#Axis BBPS API Approach Document
#Loan Category
2 APIs to be shared :
- Bill Fetch API
- Payment Posting API
#Authentication Measures
Note: This section is not mandatory. This is just a mechanism to enhance API security.
This is common to both APIs, the biller's team can include an Authentication mechanism to make sure only validated requests are entertained. We support a wide variety of authentication schemes including Basic Auth, JWT, OAuth etc. These auth tokens are included in the headers of every request to validate it.
We also support encrypted requests using Symmetric and Asymmetric Encryption algorithms. Most common schemes include AES and RSA encryption. If encryption is implemented it is recommended to share the encryption logic while sharing the API spec for us to implement on our stack.

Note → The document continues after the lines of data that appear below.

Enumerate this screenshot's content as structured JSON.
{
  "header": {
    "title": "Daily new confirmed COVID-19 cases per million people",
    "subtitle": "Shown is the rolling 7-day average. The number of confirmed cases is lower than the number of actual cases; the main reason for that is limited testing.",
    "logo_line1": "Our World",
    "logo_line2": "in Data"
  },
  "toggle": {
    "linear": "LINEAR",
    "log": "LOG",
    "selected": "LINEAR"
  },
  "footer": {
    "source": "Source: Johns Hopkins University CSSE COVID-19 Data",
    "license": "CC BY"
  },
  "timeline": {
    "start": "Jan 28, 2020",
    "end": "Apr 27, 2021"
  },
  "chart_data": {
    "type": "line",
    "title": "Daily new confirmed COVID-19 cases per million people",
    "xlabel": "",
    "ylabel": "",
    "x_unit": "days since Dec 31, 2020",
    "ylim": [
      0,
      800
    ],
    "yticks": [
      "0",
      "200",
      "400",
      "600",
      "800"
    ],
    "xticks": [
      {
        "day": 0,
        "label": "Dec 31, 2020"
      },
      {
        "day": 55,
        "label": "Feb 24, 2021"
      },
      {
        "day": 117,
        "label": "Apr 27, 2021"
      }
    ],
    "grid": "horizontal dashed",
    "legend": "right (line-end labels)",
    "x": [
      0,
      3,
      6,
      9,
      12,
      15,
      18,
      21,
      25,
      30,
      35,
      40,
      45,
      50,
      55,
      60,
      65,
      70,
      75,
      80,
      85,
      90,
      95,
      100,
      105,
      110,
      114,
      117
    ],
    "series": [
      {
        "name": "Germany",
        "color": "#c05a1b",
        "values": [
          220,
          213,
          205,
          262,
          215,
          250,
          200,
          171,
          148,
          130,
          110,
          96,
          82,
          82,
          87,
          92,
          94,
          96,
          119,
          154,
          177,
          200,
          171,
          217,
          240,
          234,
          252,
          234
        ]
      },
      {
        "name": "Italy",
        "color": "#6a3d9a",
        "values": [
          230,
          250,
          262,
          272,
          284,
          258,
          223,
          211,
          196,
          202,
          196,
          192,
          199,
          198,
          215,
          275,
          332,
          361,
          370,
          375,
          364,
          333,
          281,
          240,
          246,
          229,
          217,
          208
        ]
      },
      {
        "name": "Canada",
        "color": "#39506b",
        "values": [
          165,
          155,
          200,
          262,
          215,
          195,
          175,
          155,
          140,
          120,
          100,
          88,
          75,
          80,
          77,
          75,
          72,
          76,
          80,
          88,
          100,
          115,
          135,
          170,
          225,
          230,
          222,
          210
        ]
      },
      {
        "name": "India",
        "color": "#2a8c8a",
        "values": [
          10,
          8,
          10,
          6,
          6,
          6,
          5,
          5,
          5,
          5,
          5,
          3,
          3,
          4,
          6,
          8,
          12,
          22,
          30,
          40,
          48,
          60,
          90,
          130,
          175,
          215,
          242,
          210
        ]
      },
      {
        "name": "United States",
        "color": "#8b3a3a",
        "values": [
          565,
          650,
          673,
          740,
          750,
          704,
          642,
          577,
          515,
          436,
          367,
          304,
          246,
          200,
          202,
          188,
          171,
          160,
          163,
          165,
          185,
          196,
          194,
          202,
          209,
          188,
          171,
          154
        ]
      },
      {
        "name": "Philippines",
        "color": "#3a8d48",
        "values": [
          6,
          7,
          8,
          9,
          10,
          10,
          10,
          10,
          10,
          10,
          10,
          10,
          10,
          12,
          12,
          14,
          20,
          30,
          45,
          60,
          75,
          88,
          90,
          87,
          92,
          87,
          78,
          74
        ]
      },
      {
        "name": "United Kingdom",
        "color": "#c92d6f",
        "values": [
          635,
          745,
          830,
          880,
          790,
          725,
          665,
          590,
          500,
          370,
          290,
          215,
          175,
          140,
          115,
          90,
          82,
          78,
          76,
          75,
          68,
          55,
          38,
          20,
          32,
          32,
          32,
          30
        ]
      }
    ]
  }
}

Another measure that can be taken is IP Whitelisting. We can hand over specific IPs from which we make request to the biller system to make sure only validated requests are entertained.
HTTPS is mandatory for Prod deployment.
#Bill Fetch API
This is sent by Setu system to biller system. Biller needs to handle 4 scenarios as given below :
- Successful Fetch
- Customer Not Found / Invalid identifier
- No Amount Due / Payment already made
- API Error / All other error scenarios
For loan cateogory some mandatory parameters include :
- Customer Name
- Amount
- Bill Date
- Due Date
- Bill Period
Other parameters can also be added as Additional Info
eg. Interest, Penalty etc.
These parameters listed above must be a part of a successful fetch response (excluding additional info).
Sample Request
Request is made based on unique identifier selected by biller, in this case it can be Loan Number.
This is a sample POST request to some endpoint given by the biller's technical team. This can also be a simple GET request with loan_number as a Parameter.
{"loan_number": "123456789",// any other identifier can be added here}
Note: loan_number is as per business use case and can be changed
Success Response
{"status": "SUCCESS","errorCode" : "00","customerName": "Ashok Kumar","amountDue": "1290.20","billDate" : "2021-07-15","dueDate" : "2021-07-30","billNumber" : "TUVW1234","billPeriod" : "MONTHLY","additionalInfo":{"interest": "value1", // Optional"penalty": "value2" // Optional// ... MAX 4}}
Points to consider :
- billDate must not be future date ( wrt date of fetching the bill ) and must always be less then or equal to dueDate
- Max 4 additional info parameters are allowed
Customer Not Found
Triggered when invalid credentials are entered. In this case when incorrect loan_number is entered by customer.
{"status": "FAILURE","errorCode" : "01"}
No Amount Due
Triggered when payment has already been made for this particular set of identifiers.
{"status": "FAILURE","errorCode" : "02"}
API Error
Triggered when any other issue occurs while making a request.
{"status": "FAILURE","errorCode" : "03"}
#Payment Posting API
This API is used to indicate that payment is received for given details.
3 cases are to be handled :
- Successful posting
- Failure
- Duplicate Payment
Request
{"loan_number": "123456789","amountPaid": "1290.20","transactionId": "AX09812J812", // BBPS Transaction Reference ID"paymentMode": "UPI", // optional"paymentDate" : "2021-07-17" // optional,"billNumber" : "TUVW1234"// any other information required for successful posting}
Note: Any other details that are required in this API need to be present as part of the Fetch API.
Successful Posting
{"status": "SUCCESS","acknowledgementId": "1AJI1344"}
Failure
{"status": "FAILURE","acknowledgementId": ""}
Duplicate Payment
When payment had been posted successfully but we got a Failure response for some reason from the API and retry this payment again.
{"status": "DUPLICATE","acknowledgementId": ""}
Difference between Failure and Duplicate is maintained since in case of Failure Axis or even Setu will retry payment in batches until it is accepted. Whereas in case of Duplicate there are no retries.
Duplicacy check can be added on the basis of the BBPS Transaction Reference ID.